Certo a dare un’occhiata sul web si fatica a crederlo, e la cloaca di insulti improponibili riversati in ogni momento sulla presidente della Camera Laura Boldrini è solo uno dei tantissimi esempi del sessismo imperante in rete. Basti pensare ai dati raccolti dalle Mappe dell’intolleranza di Vox-Osservatorio italiano sui diritti, che su Twitter hanno registrato oltre 1 miliardo di tweet sessisti su un campione di 2 miliardi complessivi. La Commissione sull'intolleranza, la xenofobia, il razzismo e i fenomeni di odio, istituita alla Camera nel maggio 2016 e intitolata alla memoria della parlamentare inglese Jo Cox, nella sua relazione finale ha parlato di “violenza dalla matrice culturale fortissima”, che nasce innanzitutto dalla convinzione di “debolezza” e “inferiorità” femminile: «Le manifestazioni di odio nei confronti delle donne – scrive la Commissione – si esprimono nella forma del disprezzo, della degradazione e spersonalizzazione, per lo più con connotati sessuali». E se dall’insulto sessista online alla violenza fisica vera e propria il passo può non essere breve, la “matrice culturale” di cui parla la Commissione della Camera c’è tutta, e il fenomeno sarebbe dilagante benché fortemente sottostimato.
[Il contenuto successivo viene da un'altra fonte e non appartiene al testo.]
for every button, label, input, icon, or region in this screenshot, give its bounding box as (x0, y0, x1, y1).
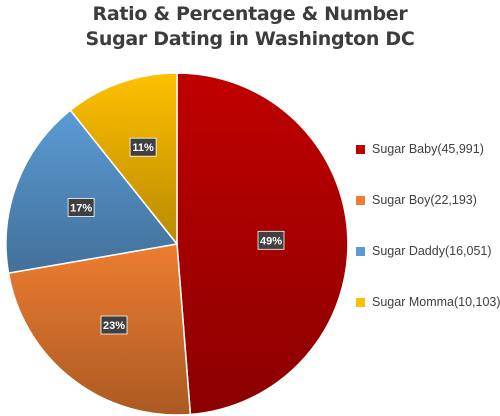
legend-swatch-sugar-daddy (356, 246, 365, 256)
percent-label-box-sugar-daddy (67, 198, 95, 217)
pie-slice-sugar-boy (7, 243, 192, 416)
legend-label-sugar-boy: Sugar Boy(22,193) (372, 193, 477, 207)
percent-label-text-sugar-baby: 49% (260, 235, 282, 247)
legend-item-sugar-momma: Sugar Momma(10,103) (356, 292, 500, 312)
percent-label-text-sugar-boy: 23% (103, 320, 125, 332)
percent-labels: 49% 23% 17% 11% (67, 137, 285, 335)
legend-item-sugar-boy: Sugar Boy(22,193) (356, 190, 500, 210)
percent-label-sugar-boy: 23% (100, 315, 128, 335)
chart-title: Ratio & Percentage & Number Sugar Dating… (0, 2, 500, 52)
percent-label-box-sugar-momma (129, 137, 157, 157)
legend-item-sugar-daddy: Sugar Daddy(16,051) (356, 241, 500, 261)
chart-title-line-2: Sugar Dating in Washington DC (85, 28, 415, 50)
percent-label-sugar-momma: 11% (129, 137, 157, 157)
percent-label-text-sugar-momma: 11% (132, 142, 154, 154)
percent-label-sugar-baby: 49% (257, 230, 285, 250)
pie-slice-sugar-daddy (5, 109, 179, 274)
legend-item-sugar-baby: Sugar Baby(45,991) (356, 139, 500, 159)
legend-swatch-sugar-baby (356, 144, 365, 154)
percent-label-box-sugar-boy (100, 315, 128, 335)
legend-swatch-sugar-momma (356, 297, 365, 307)
chart-title-line-1: Ratio & Percentage & Number (92, 3, 408, 25)
chart-legend: Sugar Baby(45,991) Sugar Boy(22,193) Sug… (356, 139, 500, 343)
legend-swatch-sugar-boy (356, 195, 365, 205)
percent-label-text-sugar-daddy: 17% (70, 203, 92, 215)
pie-slice-sugar-momma (69, 72, 178, 247)
percent-label-sugar-daddy: 17% (67, 198, 95, 217)
percent-label-box-sugar-baby (257, 230, 285, 250)
legend-label-sugar-daddy: Sugar Daddy(16,051) (372, 244, 492, 258)
legend-label-sugar-momma: Sugar Momma(10,103) (372, 295, 500, 309)
pie-slices (5, 72, 349, 416)
legend-label-sugar-baby: Sugar Baby(45,991) (372, 142, 484, 156)
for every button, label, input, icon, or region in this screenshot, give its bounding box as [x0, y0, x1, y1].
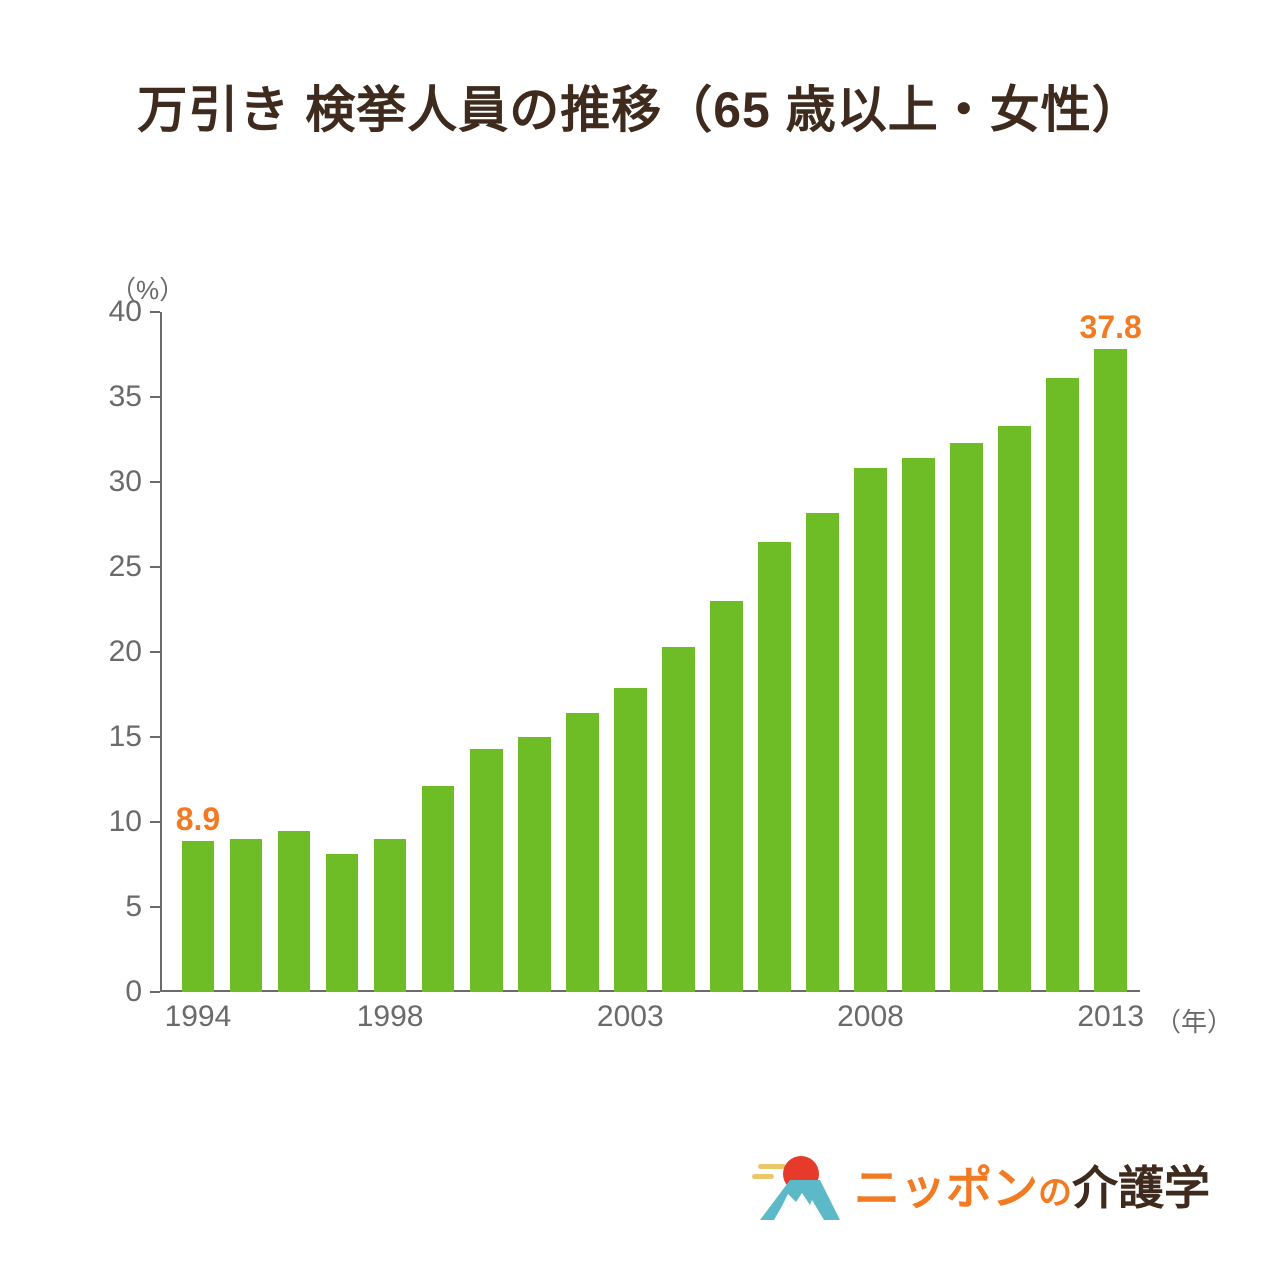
bar: [518, 737, 551, 992]
logo-icon: [752, 1150, 840, 1220]
bar: [230, 839, 263, 992]
bar: [710, 601, 743, 992]
logo-text-part: 介護学: [1072, 1162, 1210, 1214]
logo: ニッポンの介護学: [752, 1150, 1210, 1220]
bar: [1094, 349, 1127, 992]
bar: [662, 647, 695, 992]
y-tick-label: 20: [82, 635, 142, 669]
y-tick-label: 5: [82, 890, 142, 924]
y-tick: [150, 481, 160, 483]
bar-value-label: 37.8: [1080, 309, 1142, 346]
bar-chart: 0510152025303540199419982003200820138.93…: [160, 312, 1140, 992]
logo-text: ニッポンの介護学: [854, 1152, 1210, 1218]
x-axis-unit: （年）: [1155, 1002, 1233, 1039]
bar: [998, 426, 1031, 992]
y-tick: [150, 736, 160, 738]
x-tick-label: 1994: [165, 1000, 232, 1034]
y-tick-label: 15: [82, 720, 142, 754]
bar: [758, 542, 791, 993]
bar: [806, 513, 839, 992]
y-tick: [150, 311, 160, 313]
y-tick-label: 0: [82, 975, 142, 1009]
bar: [326, 854, 359, 992]
bar: [614, 688, 647, 992]
bar: [1046, 378, 1079, 992]
bar: [422, 786, 455, 992]
y-tick-label: 30: [82, 465, 142, 499]
bar-value-label: 8.9: [176, 801, 220, 838]
bar: [470, 749, 503, 992]
bar: [950, 443, 983, 992]
chart-title: 万引き 検挙人員の推移（65 歳以上・女性）: [137, 70, 1142, 142]
x-tick-label: 2008: [837, 1000, 904, 1034]
y-tick: [150, 991, 160, 993]
bar: [854, 468, 887, 992]
y-tick: [150, 566, 160, 568]
y-tick-label: 35: [82, 380, 142, 414]
y-tick: [150, 821, 160, 823]
y-axis-line: [160, 312, 162, 992]
bar: [374, 839, 407, 992]
y-tick-label: 10: [82, 805, 142, 839]
logo-text-part: の: [1038, 1174, 1072, 1212]
logo-text-part: ニッポン: [854, 1162, 1038, 1214]
bar: [566, 713, 599, 992]
bar: [902, 458, 935, 992]
x-tick-label: 1998: [357, 1000, 424, 1034]
y-tick-label: 40: [82, 295, 142, 329]
y-tick-label: 25: [82, 550, 142, 584]
y-tick: [150, 651, 160, 653]
bar: [182, 841, 215, 992]
y-tick: [150, 396, 160, 398]
y-tick: [150, 906, 160, 908]
bar: [278, 831, 311, 993]
x-tick-label: 2013: [1077, 1000, 1144, 1034]
x-tick-label: 2003: [597, 1000, 664, 1034]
Il recente Dossier del Viminale parla infatti di quasi 11 stupri al giorno, quattromila ogni anno e più di un milione di donne colpite in Italia. Dati che sarebbero solo la punta dell’iceberg: spesso, infatti, le violenze avvengono in famiglia, ad opera del partner o comunque di una persona conosciuta, e la donna che le subisce, per vergogna o per paura, spesso decide di non denunciare. Il problema poi è che di molte di loro ci si accorge solo quando è troppo tardi: secondo i dati Istat sulla violenza di genere, dal primo gennaio a luglio 2017 sarebbero almeno oltre 20 le donne uccise per mano maschile, una media di una vittima ogni tre giorni, mentre negli ultimi dieci anni le donne uccise in Italia sono state 1.740, di cui 1.251 (il 71,9%) in famiglia. In mezzo, ci sono tutte quelle altre forme di violenza più subdole e striscianti, comportamenti sbagliati e controllanti, che possono comunque rovinare e annientare la vita di una donna e non sono da sottovalutare.
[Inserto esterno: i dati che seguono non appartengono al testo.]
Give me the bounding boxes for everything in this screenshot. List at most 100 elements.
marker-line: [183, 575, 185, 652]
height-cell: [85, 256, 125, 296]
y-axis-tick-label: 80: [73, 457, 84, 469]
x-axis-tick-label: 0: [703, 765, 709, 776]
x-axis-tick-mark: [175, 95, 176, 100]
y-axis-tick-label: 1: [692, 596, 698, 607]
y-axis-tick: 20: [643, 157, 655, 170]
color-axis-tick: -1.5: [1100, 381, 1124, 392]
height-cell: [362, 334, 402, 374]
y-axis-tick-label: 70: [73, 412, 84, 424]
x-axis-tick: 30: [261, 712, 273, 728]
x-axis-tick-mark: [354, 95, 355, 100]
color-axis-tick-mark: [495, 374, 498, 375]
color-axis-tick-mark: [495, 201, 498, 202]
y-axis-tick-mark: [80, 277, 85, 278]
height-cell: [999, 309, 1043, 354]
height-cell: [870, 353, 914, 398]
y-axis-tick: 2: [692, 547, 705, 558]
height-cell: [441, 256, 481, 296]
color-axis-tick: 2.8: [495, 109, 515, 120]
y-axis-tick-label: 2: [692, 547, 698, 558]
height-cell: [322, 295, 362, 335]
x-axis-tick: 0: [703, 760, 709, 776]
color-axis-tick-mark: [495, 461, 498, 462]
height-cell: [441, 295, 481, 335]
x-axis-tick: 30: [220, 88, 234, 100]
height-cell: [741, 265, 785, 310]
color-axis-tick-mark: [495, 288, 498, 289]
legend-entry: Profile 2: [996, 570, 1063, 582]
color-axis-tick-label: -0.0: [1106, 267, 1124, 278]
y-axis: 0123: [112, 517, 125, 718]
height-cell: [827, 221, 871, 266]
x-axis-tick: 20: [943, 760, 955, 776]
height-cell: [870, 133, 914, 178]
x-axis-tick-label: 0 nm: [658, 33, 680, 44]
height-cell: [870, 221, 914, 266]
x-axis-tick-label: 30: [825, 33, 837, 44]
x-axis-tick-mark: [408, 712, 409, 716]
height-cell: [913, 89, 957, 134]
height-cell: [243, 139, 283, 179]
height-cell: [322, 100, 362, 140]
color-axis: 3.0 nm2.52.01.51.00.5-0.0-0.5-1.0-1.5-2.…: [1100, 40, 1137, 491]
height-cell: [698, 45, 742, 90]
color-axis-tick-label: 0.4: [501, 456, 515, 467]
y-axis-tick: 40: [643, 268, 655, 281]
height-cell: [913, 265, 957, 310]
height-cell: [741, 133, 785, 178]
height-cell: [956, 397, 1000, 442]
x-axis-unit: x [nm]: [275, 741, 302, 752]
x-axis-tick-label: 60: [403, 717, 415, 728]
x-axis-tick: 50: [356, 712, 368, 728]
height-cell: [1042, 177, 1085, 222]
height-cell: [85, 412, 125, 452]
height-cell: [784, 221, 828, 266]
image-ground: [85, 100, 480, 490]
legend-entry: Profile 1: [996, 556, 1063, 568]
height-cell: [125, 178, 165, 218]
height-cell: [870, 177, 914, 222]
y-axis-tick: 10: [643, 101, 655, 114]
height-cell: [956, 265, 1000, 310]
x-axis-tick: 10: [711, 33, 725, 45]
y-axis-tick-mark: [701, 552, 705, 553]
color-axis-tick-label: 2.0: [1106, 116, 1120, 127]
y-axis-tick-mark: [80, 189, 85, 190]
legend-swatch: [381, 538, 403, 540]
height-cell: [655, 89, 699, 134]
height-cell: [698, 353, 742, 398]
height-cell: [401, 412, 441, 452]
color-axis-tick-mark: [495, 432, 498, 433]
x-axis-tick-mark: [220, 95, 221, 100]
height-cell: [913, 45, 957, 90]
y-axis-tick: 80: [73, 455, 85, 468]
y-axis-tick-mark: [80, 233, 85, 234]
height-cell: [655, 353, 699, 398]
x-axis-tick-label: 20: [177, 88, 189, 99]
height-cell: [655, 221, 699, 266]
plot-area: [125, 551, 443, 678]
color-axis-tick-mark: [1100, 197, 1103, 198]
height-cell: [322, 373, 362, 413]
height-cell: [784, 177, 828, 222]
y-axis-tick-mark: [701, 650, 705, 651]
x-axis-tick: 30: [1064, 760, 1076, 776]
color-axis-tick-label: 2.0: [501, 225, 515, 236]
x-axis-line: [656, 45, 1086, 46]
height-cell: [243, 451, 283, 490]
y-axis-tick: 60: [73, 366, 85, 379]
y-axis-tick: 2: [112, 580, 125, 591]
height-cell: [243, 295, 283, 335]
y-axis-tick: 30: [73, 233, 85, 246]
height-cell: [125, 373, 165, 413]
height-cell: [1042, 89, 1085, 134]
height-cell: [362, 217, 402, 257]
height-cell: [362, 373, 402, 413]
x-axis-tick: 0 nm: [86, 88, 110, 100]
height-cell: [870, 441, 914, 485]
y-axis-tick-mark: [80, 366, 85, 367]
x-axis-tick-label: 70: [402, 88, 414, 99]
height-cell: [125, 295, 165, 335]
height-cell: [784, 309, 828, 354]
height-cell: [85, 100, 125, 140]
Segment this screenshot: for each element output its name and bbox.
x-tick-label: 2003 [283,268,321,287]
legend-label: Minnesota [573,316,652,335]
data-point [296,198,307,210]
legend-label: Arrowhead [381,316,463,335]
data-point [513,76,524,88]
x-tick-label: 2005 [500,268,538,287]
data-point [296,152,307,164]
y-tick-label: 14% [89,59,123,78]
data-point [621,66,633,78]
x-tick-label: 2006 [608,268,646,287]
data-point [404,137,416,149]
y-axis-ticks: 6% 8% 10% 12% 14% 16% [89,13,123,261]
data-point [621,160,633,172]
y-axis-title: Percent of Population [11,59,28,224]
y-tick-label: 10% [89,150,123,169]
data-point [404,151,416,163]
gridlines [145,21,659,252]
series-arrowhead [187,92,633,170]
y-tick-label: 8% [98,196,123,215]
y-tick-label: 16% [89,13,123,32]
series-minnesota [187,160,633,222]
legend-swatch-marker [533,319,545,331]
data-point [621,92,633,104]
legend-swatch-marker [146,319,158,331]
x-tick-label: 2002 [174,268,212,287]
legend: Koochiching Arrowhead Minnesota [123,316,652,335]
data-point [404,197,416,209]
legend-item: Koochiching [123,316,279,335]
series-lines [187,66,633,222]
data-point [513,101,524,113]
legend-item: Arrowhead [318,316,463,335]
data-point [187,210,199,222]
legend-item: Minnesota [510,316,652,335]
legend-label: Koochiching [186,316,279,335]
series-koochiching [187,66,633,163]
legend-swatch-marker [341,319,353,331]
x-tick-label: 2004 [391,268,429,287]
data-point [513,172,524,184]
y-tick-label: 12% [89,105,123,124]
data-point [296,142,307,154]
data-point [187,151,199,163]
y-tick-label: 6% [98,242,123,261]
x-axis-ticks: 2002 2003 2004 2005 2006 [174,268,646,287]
«Credo che il primo passo per cambiare la cultura della violenza sia riconoscerla e nominarla. Se consideriamo “normale” offendere quando siamo in disaccordo con qualcuno, alzare la voce per prevaricare nella discussione, rompere oggetti quando siamo esasperati e qualche volta tirare uno schiaffo ai nostri figli quando ci mancano di rispetto, saremo portati a pensare che questi comportamenti siano normali e non fare niente per cambiare atteggiamento” spiega la dottoressa Alessandra Pauncz, che presiede il CAM di Firenze, una struttura che offre ai cosiddetti “uomini maltrattanti” dei percorsi di recupero, con strumenti per cambiare, in modo da evitare l’esacerbarsi della violenza stessa e tutelare coloro che ne sono vittime. Un lavoro di grande valenza sociale che in Italia viene svolto da 25 centri impegnati su questo fronte, con circa 300 uomini accolti ogni anno, di diversa estrazione sociale, disposti a iniziare un percorso di riabilitazione.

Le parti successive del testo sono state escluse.